Dai report inglesi della NCA (National Crime Agency, 2013) sono evidenti le modalità di reclutamento e affiliazione di vere e proprie comunità hacker online: da parte di tali organismi, curioso è il fare leva sull’adrenalinico senso di sfida nella violazione di sistemi che spesso si configura in una concatenazione di prove a mo’ di videogame. Evidenze cliniche (Mustafa Solmaz et al., 2011) hanno tracciato a proposito un interessante parallelismo tra dipendenza da Internet e hacking. Una volta iniziato il processo di affiliazione, diventa problematico per l’individuo fermarsi, fino all’esordio sintomatologico di astinenza qualora il soggetto sia drasticamente allontanato dal mezzo.

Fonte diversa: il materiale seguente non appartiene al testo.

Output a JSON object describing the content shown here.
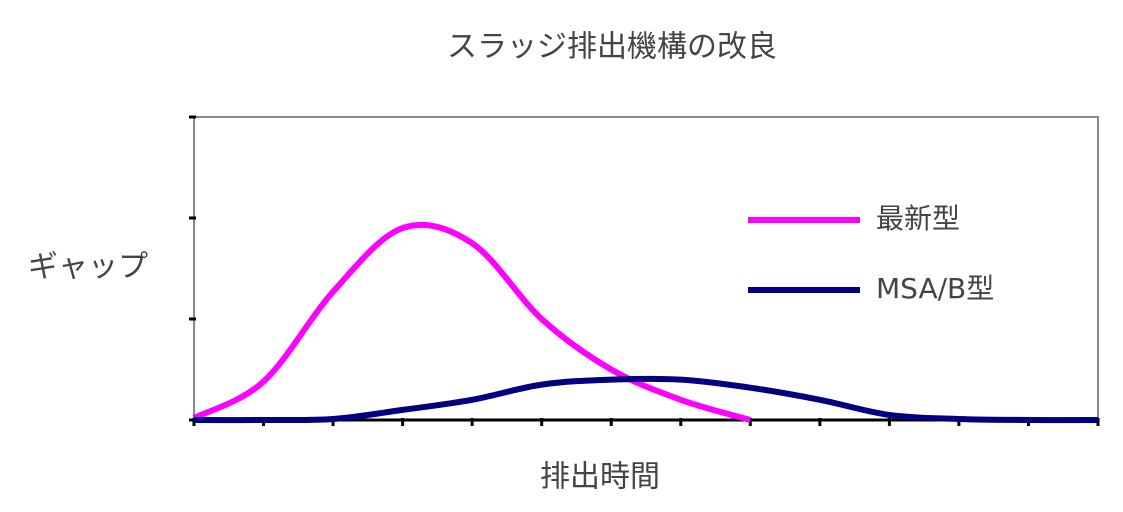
{
  "chart_data": {
    "type": "line",
    "title": "スラッジ排出機構の改良",
    "x_label": "排出時間",
    "y_label": "ギャップ",
    "x": [
      0,
      1,
      2,
      3,
      4,
      5,
      6,
      7,
      8,
      9,
      10,
      11,
      12,
      13
    ],
    "series": [
      {
        "name": "最新型",
        "color": "#ff00ff",
        "values": [
          0.02,
          0.38,
          1.27,
          1.9,
          1.75,
          1.0,
          0.5,
          0.2,
          0.0,
          null,
          null,
          null,
          null,
          null
        ]
      },
      {
        "name": "MSA/B型",
        "color": "#000080",
        "values": [
          0,
          0,
          0.01,
          0.1,
          0.2,
          0.35,
          0.4,
          0.4,
          0.32,
          0.2,
          0.05,
          0.01,
          0,
          0
        ]
      }
    ],
    "xlim": [
      0,
      13
    ],
    "xticks": [
      0,
      1,
      2,
      3,
      4,
      5,
      6,
      7,
      8,
      9,
      10,
      11,
      12,
      13
    ],
    "ylim": [
      0,
      3
    ],
    "yticks": [
      0,
      1,
      2,
      3
    ],
    "legend": "right"
  }
}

Gli antecedenti dell’hacking

La ricerca ad oggi ha delineato modelli statistici in grado di descrivere predittori del fenomeno, nella cornice criminologico-psicologica della General Theory of Crime (Gottfredson & Hirschi, 1990), della Routine Activity Theory (Felson & Cohen, 1979) e della Social Learning Theory (Bandura, 1977).

Donner (2014) ha riscontrato un basso livello di autocontrollo come predittore di attività criminali in Rete, dato comprovato da Philips et al. (2015) in concomitanza con percezione di assenza di guardiani adeguati e da Marcum e collaboratori (2014) in associazione con l’influenza di pari devianti.
Più precisamente, la costellazione di questi antecedenti, tutt’oggi da approfondire, delinea come segue il terreno fertile per diventare hacker. Bassi livelli di autocontrollo costituiscono il primo passo per infrangere barriere morali e legali, unito alla convinzione dell’assenza di autorità vigilanti nel contesto virtuale, insieme con l’accettazione o il supporto di pari sociali, creerebbero la miscela esplosiva per comportamenti “cyber-criminali”. Un ulteriore filone di indagine potrebbe ricercare un nuovo antecedente nell’aver subito sulla propria pelle atti di cyber-criminalità, come dimostrato a proposito del cyber-bullismo e dell’uso problematico di Internet (Gámez-Guadix et al, 2013).

Infine, ancora carente è la letteratura sui fattori di protezione che impediscono agli adolescenti di attuare comportamenti devianti online: Casidy e collaboratori (2016) hanno attualmente identificato nell’educazione religiosa una barriera morale sufficiente contro il coinvolgimento nella criminalità online, tuttavia numerosi sono le potenziali chiavi di indagine per il futuro, tra cui i pattern di attaccamento e il loro ruolo nello spiegare le attitudini ed i comportamenti di nativi e migranti digitali nel cyber-spazio.